K%/xK% – Strikeout rate measures how often a player strikes out per plate appearance. A high strike out rate usually means the batter is unable to maintain a high enough contact rate to maintain a high batting average. Strike out rate becomes reliable after 150 plate appearances. The league average strike out rate is 19.6%.

BB%/xBB% – Walk rate measures how often a player walks per plate appearance. A high walk rate usually indicates strong plate discipline and a high on base percentage. Walk rate becomes reliable after 200 plate appearances. The league average walk rate is 8.0%.

HR%/xHR% – Home run rate measures how often a player hits a home run out of their total number of fly balls. A high home run rate  usually indicates strong power numbers and a high slugging percentage. Home run rate for batters becomes reliable after 300 plate appearances. Oddly enough, home run rate for pitchers has no reliability no matter how many batters they face. Therefore, I have regressed pitcher expected home run rate to the league average home run rate of 11.6%.

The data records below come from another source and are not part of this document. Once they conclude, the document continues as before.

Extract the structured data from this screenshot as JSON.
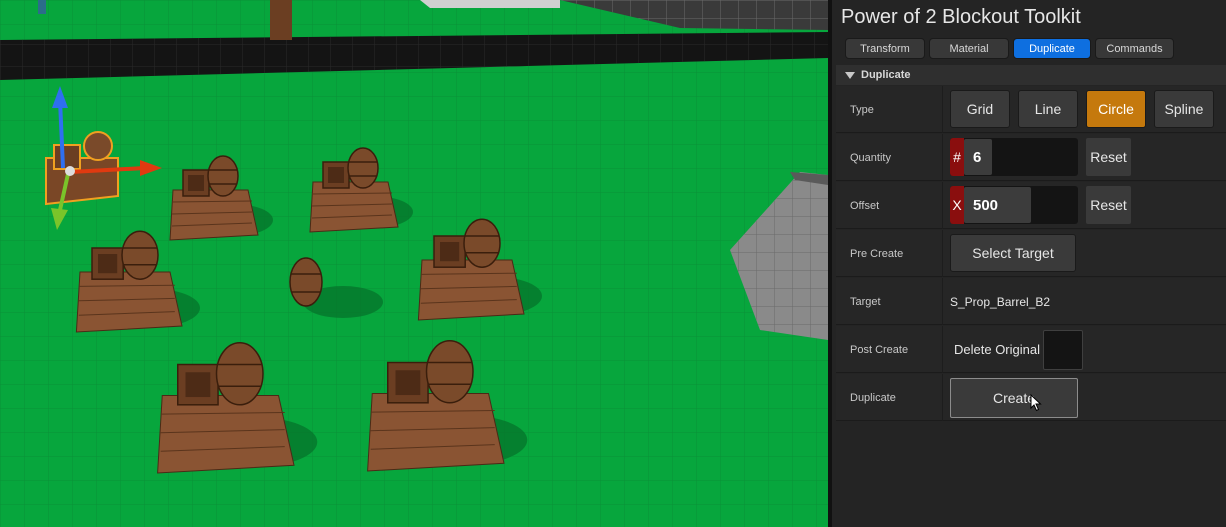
{
  "panel": {
    "title": "Power of 2 Blockout Toolkit",
    "tabs": [
      {
        "label": "Transform",
        "active": false
      },
      {
        "label": "Material",
        "active": false
      },
      {
        "label": "Duplicate",
        "active": true
      },
      {
        "label": "Commands",
        "active": false
      }
    ],
    "section": "Duplicate",
    "rows": {
      "type": {
        "label": "Type",
        "options": [
          "Grid",
          "Line",
          "Circle",
          "Spline"
        ],
        "selected": "Circle"
      },
      "quantity": {
        "label": "Quantity",
        "axis": "#",
        "value": "6",
        "reset": "Reset"
      },
      "offset": {
        "label": "Offset",
        "axis": "X",
        "value": "500",
        "reset": "Reset"
      },
      "pre_create": {
        "label": "Pre Create",
        "button": "Select Target"
      },
      "target": {
        "label": "Target",
        "value": "S_Prop_Barrel_B2"
      },
      "post_create": {
        "label": "Post Create",
        "option": "Delete Original",
        "checked": false
      },
      "duplicate": {
        "label": "Duplicate",
        "button": "Create"
      }
    }
  },
  "colors": {
    "accent_tab": "#0e6fe0",
    "selected_option": "#c5790d",
    "axis_red": "#8a0e0e",
    "floor_green": "#07a63d"
  },
  "viewport": {
    "description_icons": [
      "translate-gizmo-icon",
      "barrel-prop",
      "crate-prop",
      "pallet-prop"
    ]
  }
}
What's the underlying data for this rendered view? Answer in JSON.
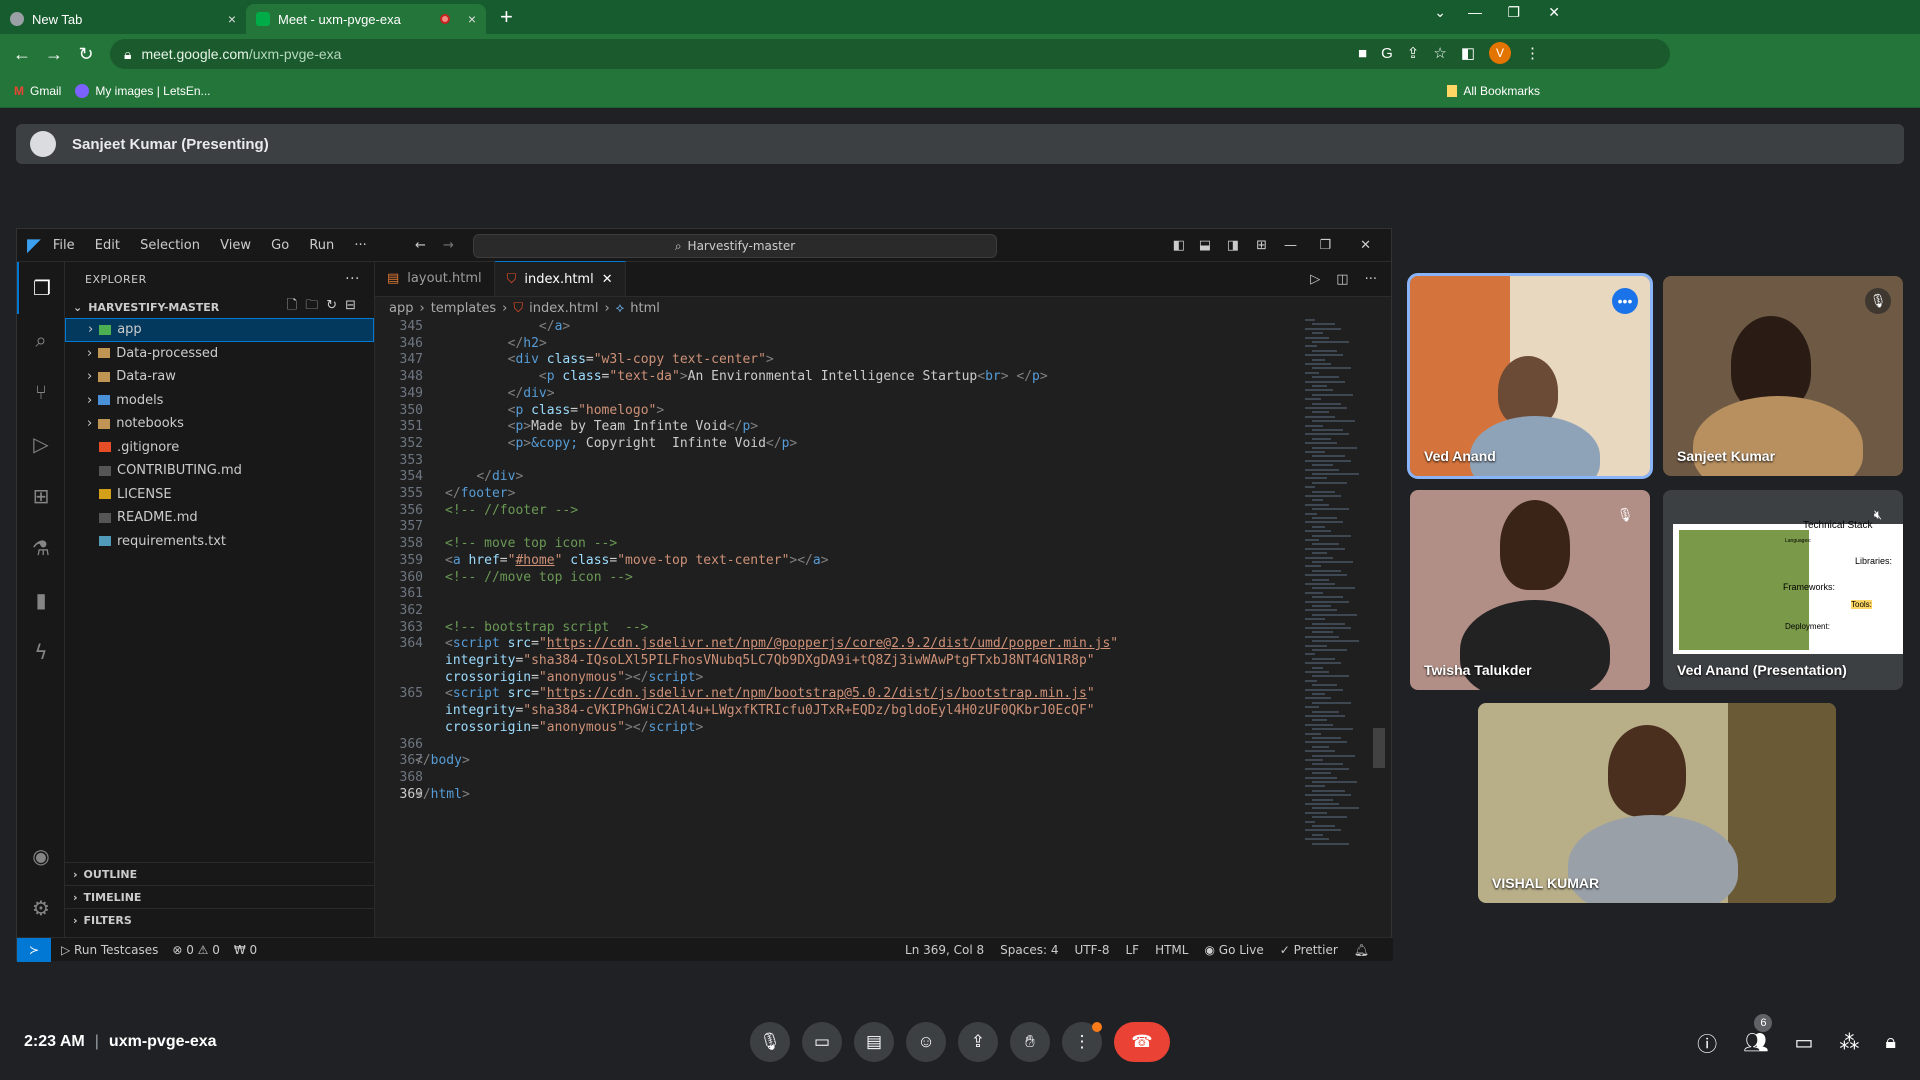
{
  "browser": {
    "tabs": [
      {
        "title": "New Tab",
        "close": "×"
      },
      {
        "title": "Meet - uxm-pvge-exa",
        "close": "×"
      }
    ],
    "new_tab": "+",
    "url_host": "meet.google.com",
    "url_path": "/uxm-pvge-exa",
    "profile_initial": "V",
    "bookmarks": [
      "Gmail",
      "My images | LetsEn..."
    ],
    "all_bookmarks": "All Bookmarks"
  },
  "meet": {
    "presenting_label": "Sanjeet Kumar (Presenting)",
    "time": "2:23 AM",
    "meeting_code": "uxm-pvge-exa",
    "participant_count": "6",
    "participants": [
      {
        "name": "Ved Anand"
      },
      {
        "name": "Sanjeet Kumar"
      },
      {
        "name": "Twisha Talukder"
      },
      {
        "name": "Ved Anand (Presentation)"
      },
      {
        "name": "VISHAL KUMAR"
      }
    ],
    "slide": {
      "title": "Technical Stack",
      "items": [
        "Languages:",
        "Libraries:",
        "Frameworks:",
        "Tools:",
        "Deployment:"
      ]
    }
  },
  "vscode": {
    "menu": [
      "File",
      "Edit",
      "Selection",
      "View",
      "Go",
      "Run",
      "···"
    ],
    "search": "Harvestify-master",
    "explorer_title": "EXPLORER",
    "explorer_more": "···",
    "root": "HARVESTIFY-MASTER",
    "tree": [
      {
        "name": "app",
        "kind": "folder"
      },
      {
        "name": "Data-processed",
        "kind": "folder"
      },
      {
        "name": "Data-raw",
        "kind": "folder"
      },
      {
        "name": "models",
        "kind": "folder"
      },
      {
        "name": "notebooks",
        "kind": "folder"
      },
      {
        "name": ".gitignore",
        "kind": "file"
      },
      {
        "name": "CONTRIBUTING.md",
        "kind": "file"
      },
      {
        "name": "LICENSE",
        "kind": "file"
      },
      {
        "name": "README.md",
        "kind": "file"
      },
      {
        "name": "requirements.txt",
        "kind": "file"
      }
    ],
    "outline": "OUTLINE",
    "timeline": "TIMELINE",
    "filters": "FILTERS",
    "tabs": [
      "layout.html",
      "index.html"
    ],
    "breadcrumb": [
      "app",
      "templates",
      "index.html",
      "html"
    ],
    "status": {
      "run": "Run Testcases",
      "problems": "⊗ 0 ⚠ 0",
      "ports": "₩ 0",
      "position": "Ln 369, Col 8",
      "spaces": "Spaces: 4",
      "encoding": "UTF-8",
      "eol": "LF",
      "language": "HTML",
      "golive": "Go Live",
      "prettier": "✓ Prettier"
    }
  }
}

The last stat is of my own creation, inspired by Carson Cistulli’s work on FanGraphs. Its an attempt to measure the quality of a player’s performance based on their expected rate stats. It is certainly not perfect and will probably change and morph over the season, but its at least a first attempt to give a single number to the performance of a player over a two week period.